The endogenous cyclic AMP antagonist, cyclic PIP: its ubiquity, hormone-stimulated synthesis and identification as prostaglandylinositol cyclic phosphate.

This report shows that the cyclic AMP antagonist cyclic PIP is present in all organs and tissues of the rat so far examined: brain, heart, lung, intestine, kidney, liver, spleen, skeletal muscle and fat. The synthesis of cyclic PIP is stimulated by insulin or noradrenaline (alpha-adrenergic action) in a dose-dependent fashion. Increasing cyclic PIP synthesis with increasing insulin concentrations matches the insulin receptor binding curves. Cyclic PIP levels in blood serum remain low after hormonal stimulation and no cyclic PIP can be detected in urine. As an indication of its ubiquity, cyclic PIP was even detected in yeast. Prostaglandin E (as shown by incorporation of [3H]PGE into cyclic PIP and demonstration of a constant specific activity), myo-inositol (as shown by acid hydrolysis of the dephosphorylated cyclic PIP and mass spectrometric identification of the products) and one phosphate (as shown by the ionic nature of cyclic PIP and its inactivation by phosphodiesterase plus phosphatase) are components of cyclic PIP. Chemical derivatization experiments of cyclic PIP suggest the phosphate to be bound to myo-inositol and the myo-inositol phosphate to the prostaglandin E by its C15-hydroxyl group.

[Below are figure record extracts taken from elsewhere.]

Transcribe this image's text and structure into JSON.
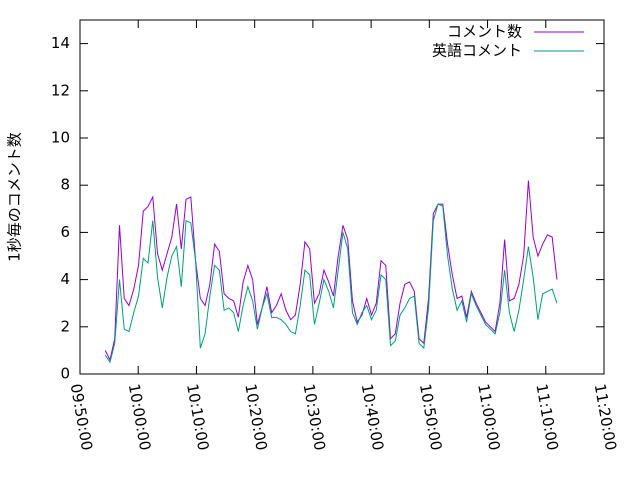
{
  "chart_data": {
    "type": "line",
    "ylabel": "1秒毎のコメント数",
    "xlim": [
      "09:50:00",
      "11:20:00"
    ],
    "xticks": [
      "09:50:00",
      "10:00:00",
      "10:10:00",
      "10:20:00",
      "10:30:00",
      "10:40:00",
      "10:50:00",
      "11:00:00",
      "11:10:00",
      "11:20:00"
    ],
    "ylim": [
      0,
      15
    ],
    "yticks": [
      0,
      2,
      4,
      6,
      8,
      10,
      12,
      14
    ],
    "legend": "top-right",
    "x": [
      "09:54:20",
      "09:55:09",
      "09:55:58",
      "09:56:47",
      "09:57:36",
      "09:58:25",
      "09:59:14",
      "10:00:03",
      "10:00:52",
      "10:01:41",
      "10:02:30",
      "10:03:19",
      "10:04:08",
      "10:04:57",
      "10:05:46",
      "10:06:35",
      "10:07:24",
      "10:08:13",
      "10:09:02",
      "10:09:51",
      "10:10:40",
      "10:11:29",
      "10:12:18",
      "10:13:07",
      "10:13:56",
      "10:14:45",
      "10:15:34",
      "10:16:23",
      "10:17:12",
      "10:18:01",
      "10:18:50",
      "10:19:39",
      "10:20:28",
      "10:21:17",
      "10:22:06",
      "10:22:55",
      "10:23:44",
      "10:24:33",
      "10:25:22",
      "10:26:11",
      "10:27:00",
      "10:27:49",
      "10:28:38",
      "10:29:27",
      "10:30:16",
      "10:31:05",
      "10:31:54",
      "10:32:43",
      "10:33:32",
      "10:34:21",
      "10:35:10",
      "10:35:59",
      "10:36:48",
      "10:37:37",
      "10:38:26",
      "10:39:15",
      "10:40:04",
      "10:40:53",
      "10:41:42",
      "10:42:31",
      "10:43:20",
      "10:44:09",
      "10:44:58",
      "10:45:47",
      "10:46:36",
      "10:47:25",
      "10:48:14",
      "10:49:03",
      "10:49:52",
      "10:50:41",
      "10:51:30",
      "10:52:19",
      "10:53:08",
      "10:53:57",
      "10:54:46",
      "10:55:35",
      "10:56:24",
      "10:57:13",
      "10:58:02",
      "10:58:51",
      "10:59:40",
      "11:00:29",
      "11:01:18",
      "11:02:07",
      "11:02:56",
      "11:03:45",
      "11:04:34",
      "11:05:23",
      "11:06:12",
      "11:07:01",
      "11:07:50",
      "11:08:39",
      "11:09:28",
      "11:10:17",
      "11:11:06",
      "11:11:55"
    ],
    "series": [
      {
        "name": "コメント数",
        "color": "#9400d3",
        "values": [
          1.0,
          0.6,
          1.5,
          6.3,
          3.2,
          2.9,
          3.6,
          4.6,
          6.9,
          7.1,
          7.5,
          5.1,
          4.4,
          5.1,
          5.8,
          7.2,
          5.3,
          7.4,
          7.5,
          4.8,
          3.2,
          2.9,
          3.8,
          5.5,
          5.2,
          3.4,
          3.2,
          3.1,
          2.4,
          3.9,
          4.6,
          4.0,
          2.1,
          2.8,
          3.7,
          2.6,
          2.9,
          3.4,
          2.7,
          2.3,
          2.5,
          3.8,
          5.6,
          5.3,
          3.0,
          3.4,
          4.4,
          3.9,
          3.3,
          5.0,
          6.3,
          5.7,
          3.1,
          2.2,
          2.5,
          3.2,
          2.5,
          3.0,
          4.8,
          4.6,
          1.5,
          1.7,
          3.0,
          3.8,
          3.9,
          3.5,
          1.5,
          1.3,
          3.2,
          6.8,
          7.2,
          7.2,
          5.5,
          4.2,
          3.2,
          3.3,
          2.4,
          3.5,
          3.0,
          2.6,
          2.2,
          2.0,
          1.8,
          3.0,
          5.7,
          3.1,
          3.2,
          3.8,
          5.0,
          8.2,
          5.8,
          5.0,
          5.5,
          5.9,
          5.8,
          4.0
        ]
      },
      {
        "name": "英語コメント",
        "color": "#009e73",
        "values": [
          0.8,
          0.5,
          1.3,
          4.0,
          1.9,
          1.8,
          2.6,
          3.3,
          4.9,
          4.7,
          6.5,
          4.1,
          2.8,
          4.1,
          5.0,
          5.4,
          3.7,
          6.5,
          6.4,
          4.8,
          1.1,
          1.7,
          3.3,
          4.6,
          4.4,
          2.7,
          2.8,
          2.6,
          1.8,
          2.9,
          3.7,
          3.1,
          1.9,
          2.8,
          3.4,
          2.4,
          2.4,
          2.3,
          2.1,
          1.8,
          1.7,
          2.9,
          4.4,
          4.2,
          2.1,
          3.0,
          4.0,
          3.5,
          2.8,
          4.4,
          6.0,
          5.3,
          2.6,
          2.1,
          2.6,
          2.9,
          2.3,
          2.7,
          4.2,
          4.0,
          1.2,
          1.4,
          2.5,
          2.8,
          3.2,
          3.3,
          1.3,
          1.1,
          2.8,
          6.5,
          7.2,
          7.1,
          5.0,
          3.6,
          2.7,
          3.1,
          2.2,
          3.4,
          2.9,
          2.5,
          2.1,
          1.9,
          1.7,
          2.6,
          4.4,
          2.6,
          1.8,
          2.7,
          4.0,
          5.4,
          4.1,
          2.3,
          3.4,
          3.5,
          3.6,
          3.0
        ]
      }
    ]
  }
}
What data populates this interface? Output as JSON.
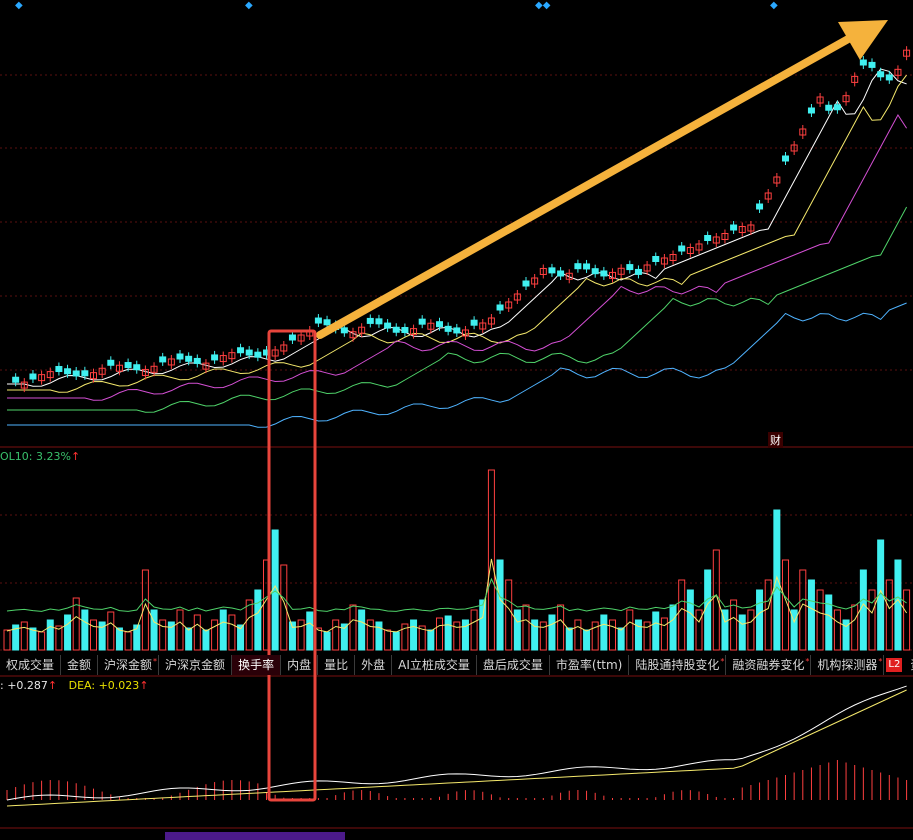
{
  "vol_indicator": {
    "label": "OL10: 3.23%",
    "arrow": "↑"
  },
  "macd_indicator": {
    "dif_label": ": +0.287",
    "dif_arrow": "↑",
    "dea_label": "DEA: +0.023",
    "dea_arrow": "↑"
  },
  "tabs": [
    {
      "label": "权成交量",
      "active": false,
      "star": false
    },
    {
      "label": "金额",
      "active": false,
      "star": false
    },
    {
      "label": "沪深金额",
      "active": false,
      "star": true
    },
    {
      "label": "沪深京金额",
      "active": false,
      "star": false
    },
    {
      "label": "换手率",
      "active": true,
      "star": false
    },
    {
      "label": "内盘",
      "active": false,
      "star": false
    },
    {
      "label": "量比",
      "active": false,
      "star": false
    },
    {
      "label": "外盘",
      "active": false,
      "star": false
    },
    {
      "label": "AI立桩成交量",
      "active": false,
      "star": false
    },
    {
      "label": "盘后成交量",
      "active": false,
      "star": false
    },
    {
      "label": "市盈率(ttm)",
      "active": false,
      "star": false
    },
    {
      "label": "陆股通持股变化",
      "active": false,
      "star": true
    },
    {
      "label": "融资融券变化",
      "active": false,
      "star": true
    },
    {
      "label": "机构探测器",
      "active": false,
      "star": true
    }
  ],
  "l2_badge": "L2",
  "tail_tab": "资",
  "finance_marker": "财",
  "colors": {
    "up": "#ff4040",
    "down": "#40f0f0",
    "arrow": "#f5b23c",
    "highlight_box": "#e8453c",
    "ma5": "#ffffff",
    "ma10": "#f4e86c",
    "ma20": "#d34fd3",
    "ma30": "#4fd36a",
    "ma60": "#4fb3ff"
  },
  "chart_data": {
    "type": "candlestick",
    "trend_annotation": "upward-arrow",
    "highlight": "volume-spike-region"
  }
}
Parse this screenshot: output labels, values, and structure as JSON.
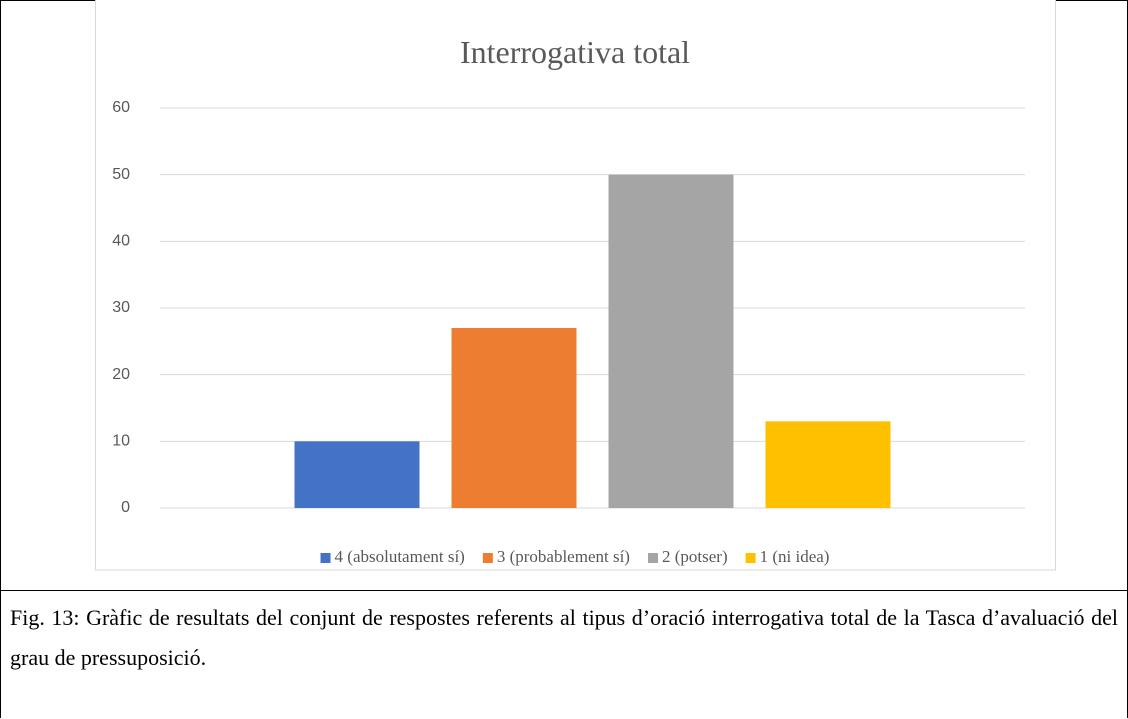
{
  "chart_data": {
    "type": "bar",
    "title": "Interrogativa total",
    "categories": [
      null
    ],
    "series": [
      {
        "name": "4 (absolutament sí)",
        "color": "#4472c4",
        "values": [
          10
        ]
      },
      {
        "name": "3 (probablement sí)",
        "color": "#ed7d31",
        "values": [
          27
        ]
      },
      {
        "name": "2 (potser)",
        "color": "#a5a5a5",
        "values": [
          50
        ]
      },
      {
        "name": "1 (ni idea)",
        "color": "#ffc000",
        "values": [
          13
        ]
      }
    ],
    "ylim": [
      0,
      60
    ],
    "yticks": [
      0,
      10,
      20,
      30,
      40,
      50,
      60
    ],
    "grid": true,
    "legend": "bottom"
  },
  "caption": "Fig. 13: Gràfic de resultats del conjunt de respostes referents al tipus d’oració interrogativa total de la Tasca d’avaluació del grau de pressuposició."
}
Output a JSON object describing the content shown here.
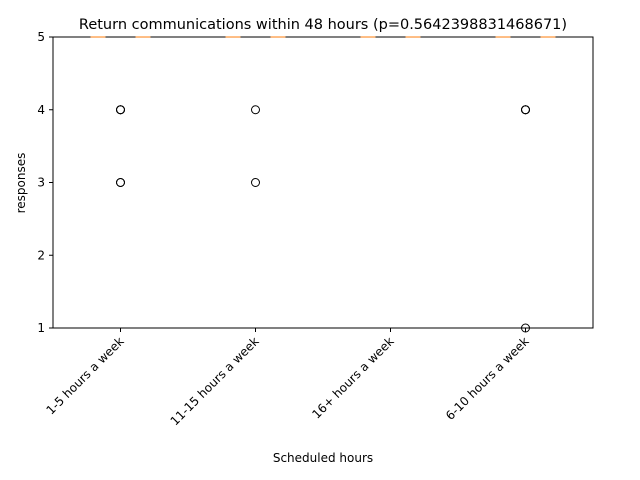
{
  "chart_data": {
    "type": "box",
    "title": "Return communications within 48 hours (p=0.5642398831468671)",
    "xlabel": "Scheduled hours",
    "ylabel": "responses",
    "categories": [
      "1-5 hours a week",
      "11-15 hours a week",
      "16+ hours a week",
      "6-10 hours a week"
    ],
    "ylim": [
      1,
      5
    ],
    "yticks": [
      1,
      2,
      3,
      4,
      5
    ],
    "boxes": [
      {
        "category": "1-5 hours a week",
        "median": 5,
        "q1": 5,
        "q3": 5,
        "whisker_low": 5,
        "whisker_high": 5,
        "outliers": [
          4,
          4,
          4,
          3,
          3
        ]
      },
      {
        "category": "11-15 hours a week",
        "median": 5,
        "q1": 5,
        "q3": 5,
        "whisker_low": 5,
        "whisker_high": 5,
        "outliers": [
          4,
          3
        ]
      },
      {
        "category": "16+ hours a week",
        "median": 5,
        "q1": 5,
        "q3": 5,
        "whisker_low": 5,
        "whisker_high": 5,
        "outliers": []
      },
      {
        "category": "6-10 hours a week",
        "median": 5,
        "q1": 5,
        "q3": 5,
        "whisker_low": 5,
        "whisker_high": 5,
        "outliers": [
          4,
          4,
          4,
          1
        ]
      }
    ],
    "grid": false,
    "legend": "none"
  }
}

Prostaglandylinositol cyclic phosphate, an antagonist to cyclic AMP.

The existence of a low molecular weight intracellular regulator has been demonstrated. It is composed of PGE, myoinositol, and one phosphate and has been named cyclic PIP. Its synthesis is stimulated by hormones such as insulin in a dose-dependent manner, it is therefore suggested that cyclic PIP is a second messenger equivalent to cyclic AMP in its potency but antagonistic in its action.